40% of people said they supported teachers going on strike last week, with 49% of people were opposed – exactly the same split YouGov found when they asked a similar question for the Sun before the strikes. There was less support for the other workers who went on strike on Thursday though – only 35-36% supported strikes by immigration, job centre and court staff, with 52% opposed.

This is an interesting pattern, teachers going on strike probably cause disruption to more people than immigration officers, job centre staff and so on, yet they have more support. It suggests to me that the difference in attitudes towards the different groups on strike is more down to people having more respect or sympathy for some occupations than others, rather than the different amounts of disruption caused by different occupations going on strike.

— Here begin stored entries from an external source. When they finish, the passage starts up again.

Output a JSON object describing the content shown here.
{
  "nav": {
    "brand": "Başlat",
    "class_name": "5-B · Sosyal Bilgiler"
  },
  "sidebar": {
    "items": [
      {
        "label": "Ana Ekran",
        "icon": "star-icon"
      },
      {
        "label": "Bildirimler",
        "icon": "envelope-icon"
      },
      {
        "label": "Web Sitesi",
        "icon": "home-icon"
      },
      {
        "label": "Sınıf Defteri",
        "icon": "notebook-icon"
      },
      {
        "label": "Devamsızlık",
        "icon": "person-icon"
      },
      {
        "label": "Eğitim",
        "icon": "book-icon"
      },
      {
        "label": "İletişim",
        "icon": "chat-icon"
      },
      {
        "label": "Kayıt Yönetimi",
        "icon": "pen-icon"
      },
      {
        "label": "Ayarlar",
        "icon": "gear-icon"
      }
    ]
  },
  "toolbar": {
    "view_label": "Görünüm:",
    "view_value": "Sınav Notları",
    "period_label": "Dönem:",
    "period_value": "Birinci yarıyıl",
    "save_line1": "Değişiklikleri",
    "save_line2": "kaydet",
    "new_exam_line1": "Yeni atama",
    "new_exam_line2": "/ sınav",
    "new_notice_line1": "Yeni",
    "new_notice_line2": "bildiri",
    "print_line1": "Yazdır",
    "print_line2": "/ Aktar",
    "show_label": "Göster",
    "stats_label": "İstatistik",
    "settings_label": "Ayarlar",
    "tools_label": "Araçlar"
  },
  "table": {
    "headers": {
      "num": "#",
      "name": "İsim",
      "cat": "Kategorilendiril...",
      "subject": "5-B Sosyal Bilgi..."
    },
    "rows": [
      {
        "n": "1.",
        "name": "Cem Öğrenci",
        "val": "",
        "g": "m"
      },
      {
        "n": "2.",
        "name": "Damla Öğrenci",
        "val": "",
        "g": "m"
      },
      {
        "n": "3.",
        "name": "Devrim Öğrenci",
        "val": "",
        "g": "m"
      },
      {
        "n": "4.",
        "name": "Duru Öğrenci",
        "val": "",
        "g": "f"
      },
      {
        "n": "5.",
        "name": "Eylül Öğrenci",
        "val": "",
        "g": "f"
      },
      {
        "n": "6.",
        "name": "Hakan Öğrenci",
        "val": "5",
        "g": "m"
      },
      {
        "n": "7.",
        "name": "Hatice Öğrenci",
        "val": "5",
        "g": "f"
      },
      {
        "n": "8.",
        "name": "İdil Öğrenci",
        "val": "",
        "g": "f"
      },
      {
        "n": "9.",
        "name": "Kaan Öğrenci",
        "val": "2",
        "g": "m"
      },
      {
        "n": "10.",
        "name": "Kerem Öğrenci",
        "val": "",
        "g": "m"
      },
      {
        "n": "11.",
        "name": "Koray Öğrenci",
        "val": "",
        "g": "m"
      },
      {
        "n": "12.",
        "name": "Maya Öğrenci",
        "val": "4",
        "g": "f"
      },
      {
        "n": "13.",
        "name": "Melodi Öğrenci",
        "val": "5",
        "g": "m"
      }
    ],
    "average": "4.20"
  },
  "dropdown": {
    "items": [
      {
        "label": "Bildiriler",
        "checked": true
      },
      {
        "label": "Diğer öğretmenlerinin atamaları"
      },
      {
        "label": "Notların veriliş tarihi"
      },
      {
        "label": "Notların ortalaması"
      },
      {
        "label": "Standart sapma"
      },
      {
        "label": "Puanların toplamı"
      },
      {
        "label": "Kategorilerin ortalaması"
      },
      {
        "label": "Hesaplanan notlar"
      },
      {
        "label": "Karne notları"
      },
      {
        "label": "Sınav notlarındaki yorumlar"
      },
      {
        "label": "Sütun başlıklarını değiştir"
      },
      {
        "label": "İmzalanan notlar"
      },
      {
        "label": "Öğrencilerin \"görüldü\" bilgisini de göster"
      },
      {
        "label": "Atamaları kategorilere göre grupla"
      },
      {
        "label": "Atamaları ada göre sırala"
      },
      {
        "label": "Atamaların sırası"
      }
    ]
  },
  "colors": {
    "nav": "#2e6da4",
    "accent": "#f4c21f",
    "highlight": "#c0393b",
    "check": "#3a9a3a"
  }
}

Note that parents of schoolchildren were not more opposed to the strike (in fact, they were marginally more favourable – the reason is probably demographic – over 60s were by far the most hostile towards the strikes, and are obviously much less likely to have school age children. If you compare people with school-age children’s views to to those of everyone between 25-59 (the age groups most likely to have school age children), views are almost identical.)

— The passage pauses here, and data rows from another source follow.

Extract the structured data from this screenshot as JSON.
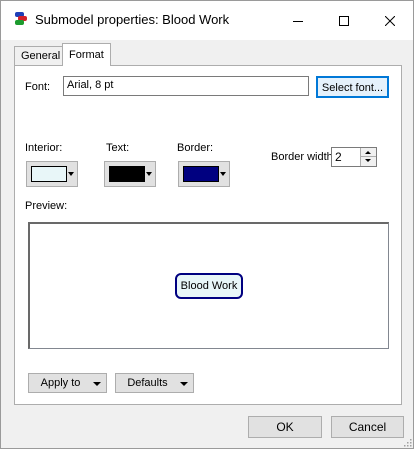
{
  "window": {
    "title": "Submodel properties: Blood Work"
  },
  "titlebar": {
    "minimize_icon": "minimize-icon",
    "maximize_icon": "maximize-icon",
    "close_icon": "close-icon"
  },
  "tabs": [
    {
      "label": "General",
      "selected": false
    },
    {
      "label": "Format",
      "selected": true
    }
  ],
  "format": {
    "font_label": "Font:",
    "font_value": "Arial, 8 pt",
    "select_font_label": "Select font...",
    "interior_label": "Interior:",
    "text_label": "Text:",
    "border_label": "Border:",
    "interior_color": "#e8f6f8",
    "text_color": "#000000",
    "border_color": "#000080",
    "border_width_label": "Border width:",
    "border_width_value": "2",
    "preview_label": "Preview:",
    "preview_node_text": "Blood Work",
    "apply_to_label": "Apply to",
    "defaults_label": "Defaults"
  },
  "footer": {
    "ok_label": "OK",
    "cancel_label": "Cancel"
  }
}
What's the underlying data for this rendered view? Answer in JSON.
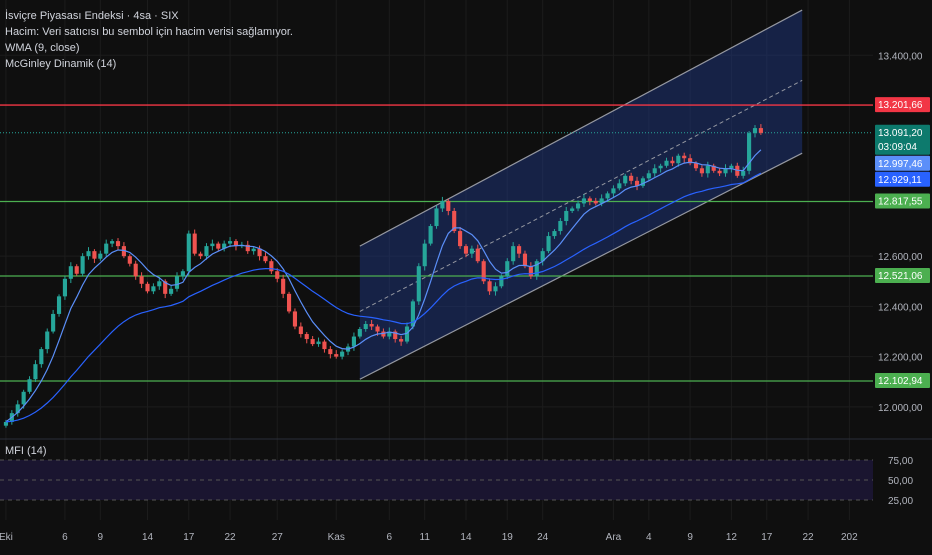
{
  "legend": {
    "title": "İsviçre Piyasası Endeksi · 4sa · SIX",
    "volume_note": "Hacim: Veri satıcısı bu sembol için hacim verisi sağlamıyor.",
    "wma": "WMA (9, close)",
    "mcginley": "McGinley Dinamik (14)"
  },
  "mfi_label": "MFI (14)",
  "colors": {
    "background": "#0f0f0f",
    "up": "#26a69a",
    "down": "#ef5350",
    "wma": "#5b8ff9",
    "mcginley": "#2962ff",
    "channel_fill": "#1e3a8a",
    "support": "#4caf50",
    "resistance": "#f23645",
    "grid": "#1c1c1c"
  },
  "chart_data": {
    "type": "candlestick",
    "price_axis": {
      "ticks": [
        "13.400,00",
        "12.600,00",
        "12.400,00",
        "12.200,00",
        "12.000,00"
      ],
      "tick_values": [
        13400,
        12600,
        12400,
        12200,
        12000
      ],
      "range": [
        11880,
        13620
      ]
    },
    "x_axis_labels": [
      "Eki",
      "6",
      "9",
      "14",
      "17",
      "22",
      "27",
      "Kas",
      "6",
      "11",
      "14",
      "19",
      "24",
      "Ara",
      "4",
      "9",
      "12",
      "17",
      "22",
      "202"
    ],
    "x_label_index": [
      0,
      10,
      16,
      24,
      31,
      38,
      46,
      56,
      65,
      71,
      78,
      85,
      91,
      103,
      109,
      116,
      123,
      129,
      136,
      143
    ],
    "horizontal_levels": [
      {
        "label": "13.201,66",
        "value": 13201.66,
        "kind": "resistance"
      },
      {
        "label": "12.817,55",
        "value": 12817.55,
        "kind": "support"
      },
      {
        "label": "12.521,06",
        "value": 12521.06,
        "kind": "support"
      },
      {
        "label": "12.102,94",
        "value": 12102.94,
        "kind": "support"
      }
    ],
    "price_badges": [
      {
        "label": "13.091,20",
        "sub": "03:09:04",
        "value": 13091.2,
        "kind": "last"
      },
      {
        "label": "12.997,46",
        "value": 12997.46,
        "kind": "wma"
      },
      {
        "label": "12.929,11",
        "value": 12929.11,
        "kind": "mcginley"
      }
    ],
    "channel": {
      "start_index": 60,
      "end_index": 135,
      "upper_start": 12640,
      "upper_end": 13580,
      "mid_start": 12380,
      "mid_end": 13300,
      "lower_start": 12110,
      "lower_end": 13010
    },
    "mfi": {
      "ticks": [
        "75,00",
        "50,00",
        "25,00"
      ],
      "tick_values": [
        75,
        50,
        25
      ]
    },
    "close": [
      11940,
      11975,
      12010,
      12060,
      12110,
      12170,
      12230,
      12300,
      12370,
      12440,
      12510,
      12560,
      12530,
      12600,
      12620,
      12590,
      12610,
      12650,
      12660,
      12640,
      12600,
      12570,
      12520,
      12490,
      12460,
      12480,
      12500,
      12450,
      12470,
      12520,
      12540,
      12690,
      12610,
      12600,
      12640,
      12650,
      12630,
      12650,
      12660,
      12640,
      12645,
      12620,
      12630,
      12600,
      12580,
      12540,
      12510,
      12450,
      12380,
      12320,
      12290,
      12270,
      12250,
      12260,
      12230,
      12210,
      12200,
      12220,
      12240,
      12280,
      12310,
      12330,
      12320,
      12300,
      12280,
      12300,
      12270,
      12260,
      12320,
      12420,
      12560,
      12650,
      12720,
      12790,
      12820,
      12780,
      12700,
      12640,
      12610,
      12630,
      12580,
      12500,
      12460,
      12480,
      12520,
      12580,
      12640,
      12610,
      12560,
      12520,
      12580,
      12620,
      12680,
      12700,
      12740,
      12780,
      12790,
      12810,
      12830,
      12820,
      12810,
      12830,
      12850,
      12870,
      12890,
      12920,
      12900,
      12880,
      12910,
      12930,
      12950,
      12960,
      12980,
      12970,
      13000,
      12990,
      12970,
      12950,
      12930,
      12960,
      12940,
      12930,
      12950,
      12960,
      12920,
      12940,
      13090,
      13110,
      13091
    ]
  }
}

People blame the government and the unions roughly equally for the strikes. 36% blame the government most, 33% blame the unions the most, 22% blame them both equally. They are slightly more likely to think the unions are behaving reasonably though – 43% think the trade unions are being reasonable, 36% think the government are. People are also evenly split over whether the trade unions are primarily concerned about protecting their members’ pension rights (41%), or are primarily using it as a way of combating the government’s wider cuts (40%). There is an overwhelming expectation there were are more wide-scale strikes to come.

Respondents thought both Cameron and Miliband handled the strikes badly- Cameron by 53% to 28%, Miliband by 49% to 19%. There is an interesting difference in the partisan balance though. Opinions on Cameron were largely and predictably partisan – most of Conservatives thought he handled the strikes well, most of Labour supporters thought he’d handled them badly. Compare this to Ed Miliband, where his own Labour supporters think he has handled the strikes badly by 47% to 24%, suggesting that criticising the strikes is not chiming with his own supporters.

Turning to the issue of pensions themselves, YouGov asked specifically about some of the changes proposed to pensions. People tend to think it is right that public sector workers should have to pay more towards their pension (by 51% to 34%) and that pensions should be based on average salary rather than final salaries (by 46% to 32%). However, they are less supportive of making public sector employees work for longer before receiving their pensions (44% think this is right, 44% wrong).